Gli avvocati sono la categoria più preoccupata per l’inadeguatezza attuale e futura delle proprie competenze (17%), ma sono anche i professionisti, insieme agli studi multidisciplinari, che più si considerano superiori alla media e con abilità adeguate anche per il futuro (rispettivamente 11% e 12%).
Se si guarda agli strumenti informatici a disposizione, un terzo degli studi si ritiene ben attrezzato anche per il futuro, il 47% le considera adeguate oggi ma è incerto in previsione futura e solo uno su dieci li ritiene inadatte anche attualmente. Anche in questo caso sono gli avvocati i più negativi sulla propria dotazione ICT, con il 13% che la giudica inadeguata, mentre gli studi multidisciplinari sono i più ottimisti, con il 14% di professionisti che si considera sopra la media come strumenti ICT a disposizione.
Fra le altre preoccupazioni degli studi emergono in particolare il timore di non avere lavoro sufficiente per mantenere lo studio (indicato dal 29% del campione) e la difficoltà ad aumentare le dimensioni dello studio (27%). Seguono la paura di non riuscire a gestire il cambiamento (10%), di non essere in grado di offrire i nuovi servizi richiesti dai clienti (9%) e di non essere all’altezza della concorrenza (5%).
Le PMI e gli studi professionali
Le piccole e medie imprese servite dagli studi nella maggior parte dei casi sono soddisfatte dell’operato del professionista (70%), che però molto spesso è ancorato ai servizi tradizionalmente offerti e non è disponibile e pronto alle nuove esigenze delle aziende (25%) oppure attende lo stimolo esplicito del cliente per attrezzarsi e iniziare a proporre i nuovi servizi richiesti (29%).
È la fotografia che emerge da un sondaggio condotto da Doxa per l’Osservatorio Professionisti e Innovazione Digitale su 300 PMI italiane. Il commercialista è la categoria a cui le PMI si rivolgono abitualmente (il 94%), seguita dal consulente del lavoro (53%) e dall’avvocato (44%). Soltanto l’11% ricorre a uno studio multidisciplinare, in primo luogo perché ha bisogno di un interlocutore unico (34%), poi perché ritiene che abbia capacità consulenziali superiori (30%), per contenere i costi legati ai professionisti (11%) o perché usa strumenti tecnologici più evoluti (5%).

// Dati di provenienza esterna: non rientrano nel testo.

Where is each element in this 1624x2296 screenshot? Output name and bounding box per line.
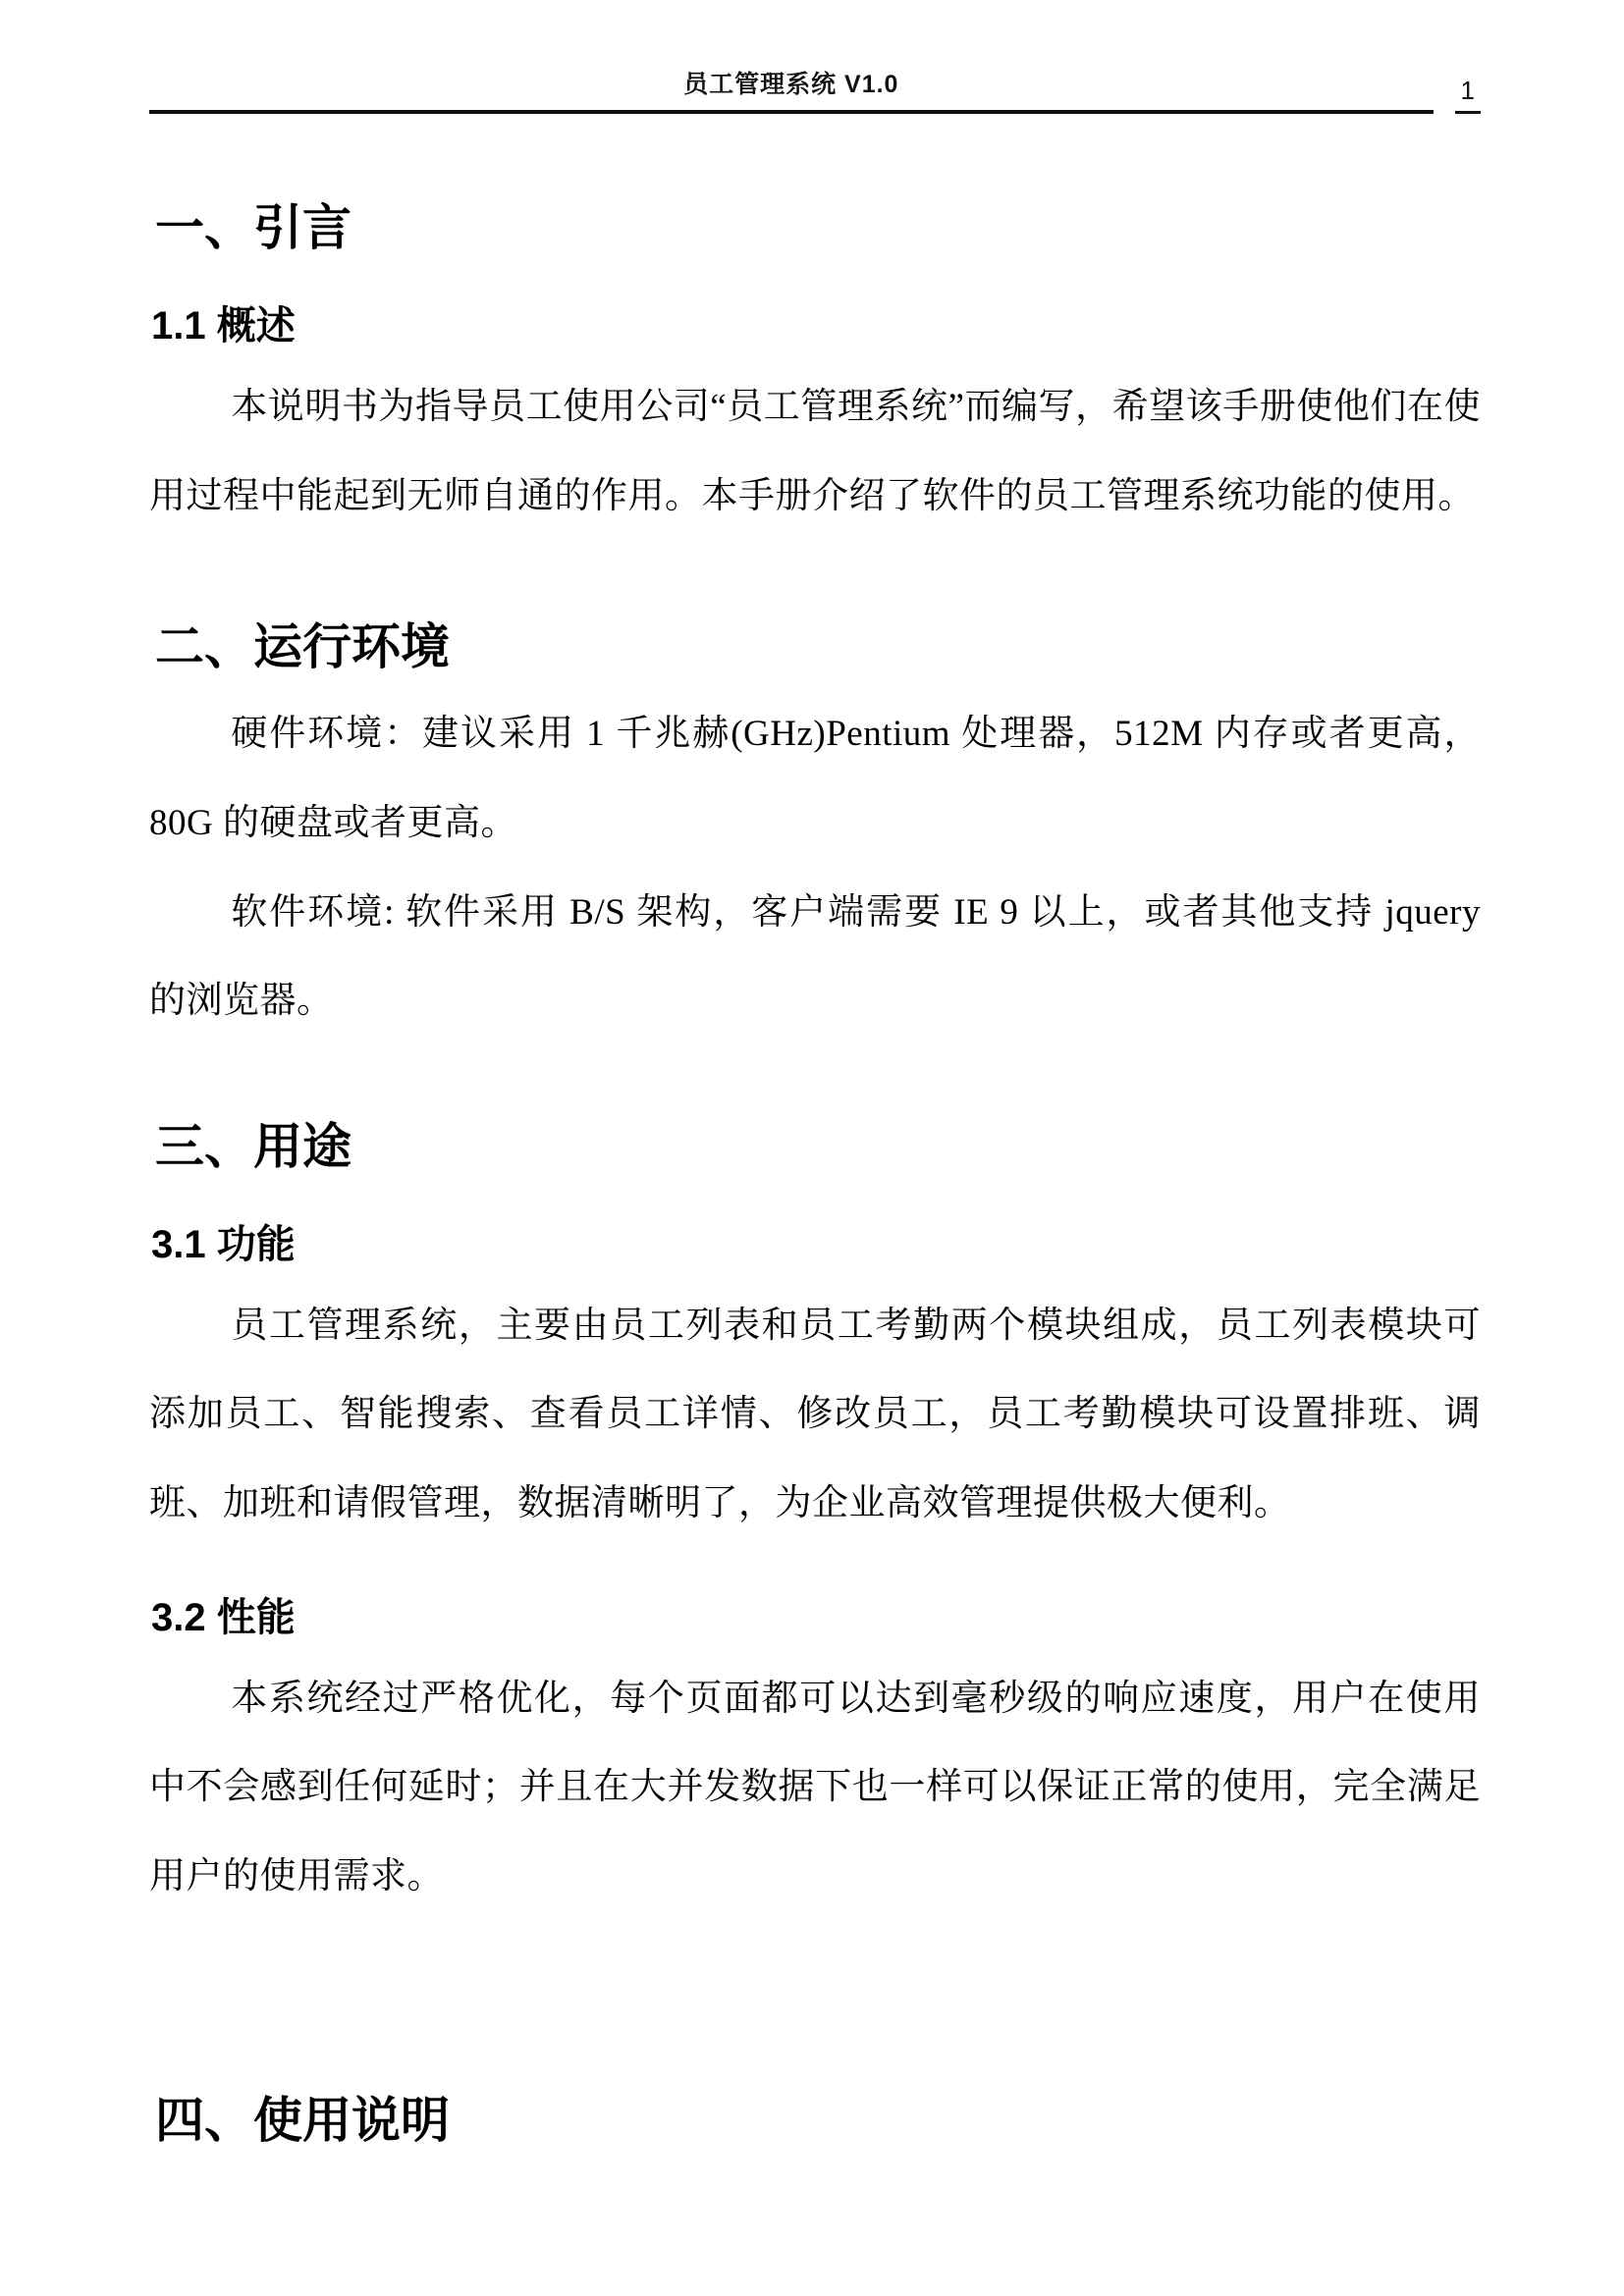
paragraph-function: 员工管理系统，主要由员工列表和员工考勤两个模块组成，员工列表模块可添加员工、智能搜索、查看员工详情、修改员工，员工考勤模块可设置排班、调班、加班和请假管理，数据清晰明了，为企业高效管理提供极大便利。 (149, 1305, 1481, 1524)
header-title: 员工管理系统 V1.0 (683, 71, 899, 98)
page-number: 1 (1455, 78, 1481, 114)
heading-overview: 1.1 概述 (151, 304, 296, 347)
heading-introduction: 一、引言 (155, 200, 352, 255)
heading-runtime-environment: 二、运行环境 (155, 619, 450, 675)
paragraph-performance: 本系统经过严格优化，每个页面都可以达到毫秒级的响应速度，用户在使用中不会感到任何延时；并且在大并发数据下也一样可以保证正常的使用，完全满足用户的使用需求。 (149, 1678, 1481, 1897)
header-rule (149, 65, 1434, 114)
paragraph-hardware-environment: 硬件环境：建议采用 1 千兆赫(GHz)Pentium 处理器，512M 内存或者更高，80G 的硬盘或者更高。 (149, 714, 1481, 843)
heading-purpose: 三、用途 (155, 1118, 352, 1174)
page-header (149, 65, 1481, 114)
heading-function: 3.1 功能 (151, 1222, 296, 1266)
paragraph-software-environment: 软件环境: 软件采用 B/S 架构，客户端需要 IE 9 以上，或者其他支持 jquery 的浏览器。 (149, 891, 1481, 1022)
heading-usage-instructions: 四、使用说明 (155, 2092, 450, 2148)
paragraph-overview: 本说明书为指导员工使用公司“员工管理系统”而编写，希望该手册使他们在使用过程中能起到无师自通的作用。本手册介绍了软件的员工管理系统功能的使用。 (149, 387, 1481, 516)
heading-performance: 3.2 性能 (151, 1595, 296, 1639)
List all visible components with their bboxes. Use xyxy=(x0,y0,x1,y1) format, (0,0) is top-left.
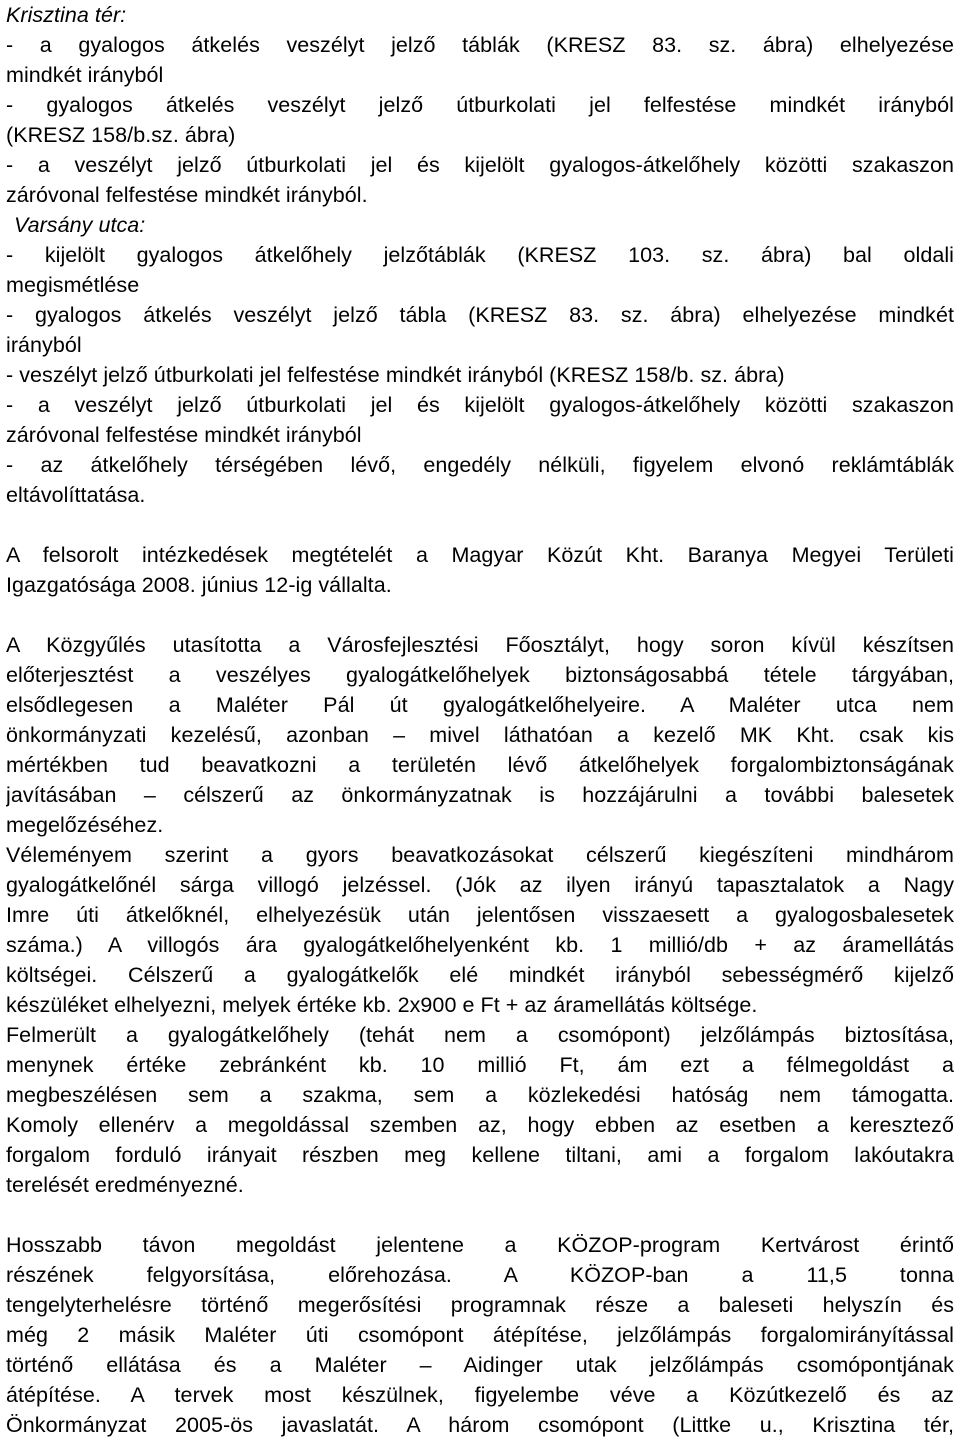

Il 24% delle imprese che non richiedono i servizi di uno studio multidisciplinare preferisce rivolgersi a studi separati, il 15% pensa di avere bisogno di una sola professione e solo il 7% ne sta cercando uno. I servizi professionali più utilizzati dalle aziende sono la gestione fiscale (81%), la gestione finanziaria (77%), la fatturazione elettronica (77%), i servizi di conservazione digitale (54%) e il controllo di gestione (51%), mentre quelli che sono più interessate a ricevere sono il coaching (20%), il supporto alla redazione del business plan (19%), la gestione e il recupero del credito (18%) e la formazione anche in e-learning per i dipendenti aziendali (17%).
La maggior parte delle aziende sceglie il professionista a cui rivolgersi attraverso la propria rete di conoscenze (54%), il suggerimento di altri professionisti con cui ha collaborato in passato (27%) e i propri clienti o fornitori (9%). I canali digitali hanno un ruolo marginale nella scelta dello studio: solo il 3% lo trova con una ricerca su Internet, il 2% usa piattaforme online o marketplace per professionisti e un altro 2% lo cerca sui social media.
E proprio sui servizi digitali sia le PMI sia gli studi appaiono ancora impreparati. Meno di un terzo delle imprese, ad esempio, condividerebbe ulteriori dati oltre a quelli già in possesso degli studi per elaborare nuovi servizi (29%), un quinto non sa rispondere (22%) e ben il 49% ritiene che gli studi abbiano già dati a sufficienza. Anche gli studi dimostrano una limitata cultura del dato: solo un terzo fornisce servizi di controllo di gestione e circa il 3% utilizza i software di business intelligence per organizzare servizi basati sui dati.